Battlefield 3 is one of EA's biggest franchises, and the one it used to take on the Call of Duty series most directly. But DICE is a large studio, and the publisher has claimed it's taking careful steps not to tie the developer down to one franchise.
"The DICE guys are roughly 300 people in the Stockholm studio," EA Games VP Patrick Soderlund told OXM UK. "Not all of them are working on Battlefield things, and that's intentional, because we don't want to become a Battlefield factory"

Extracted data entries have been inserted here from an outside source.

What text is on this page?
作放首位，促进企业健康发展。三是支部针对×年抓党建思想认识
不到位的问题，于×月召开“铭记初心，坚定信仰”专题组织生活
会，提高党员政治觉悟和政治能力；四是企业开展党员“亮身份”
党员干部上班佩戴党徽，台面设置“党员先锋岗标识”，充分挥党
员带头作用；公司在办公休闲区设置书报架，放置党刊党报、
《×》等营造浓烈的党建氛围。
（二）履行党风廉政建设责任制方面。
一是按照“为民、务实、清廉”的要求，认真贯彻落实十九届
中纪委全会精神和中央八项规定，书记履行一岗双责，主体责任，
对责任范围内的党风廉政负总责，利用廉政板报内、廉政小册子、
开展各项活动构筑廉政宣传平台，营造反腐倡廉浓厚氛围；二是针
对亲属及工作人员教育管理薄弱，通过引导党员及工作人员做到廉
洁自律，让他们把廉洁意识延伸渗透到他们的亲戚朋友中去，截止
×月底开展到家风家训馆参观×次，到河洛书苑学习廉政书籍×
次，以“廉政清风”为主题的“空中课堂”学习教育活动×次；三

He suggested that employees can get bored with repeated franchises, so the company moves people around. "The minute we start saying 'you're going to make a Battlefield game for the rest of your life', they're going to go some place else," he said. "So for them to make great Battlefield games there need to be other things for them to do as well."
Sonderland didn't mention what those other projects might be, but a former EA boss claims it's a much-anticipated sequel. "It is general knowledge in the Stockholm dev scene that Mirror's Edge 2 is in production at DICE," said ex-EA Easy studio general manager Ben Cousins. This is second-hand information, though, so take it with at least a few grains of salt.
A trio of, er, well, maybe not 'classic,' but certainly vintage, Sega fighting games are coming to Xbox 360 and PlayStation 3 next week. Sega has dug up its AM2 studio's face-punchers Fighting Vipers, Sonic the Fighters, and Virtua Fighter 2 and plans to drop them digitally at $5 a pop.
1995's Fighting Vipers was, you may recall, the game that revolutionised the genre by letting you kick a lady's clothes off to see her digital underwear. Sonic the Fighters came in 1996 as Sega started to really ramp up the awful sprawling expanded Sonic universe, but on the plus side did let you kick Tails in the face. Lastly, 1994's Virtua Fighter 2 was, well, the sequel to Virtua Fighter.
Sega says that they're "complete versions of the arcade originals," jazzed up with online multiplayer and achievements. They'll hit the North American PlayStation Network on November 27 and Xbox Live Arcade on November 28, costing $5 each, then the European PSN on December 5.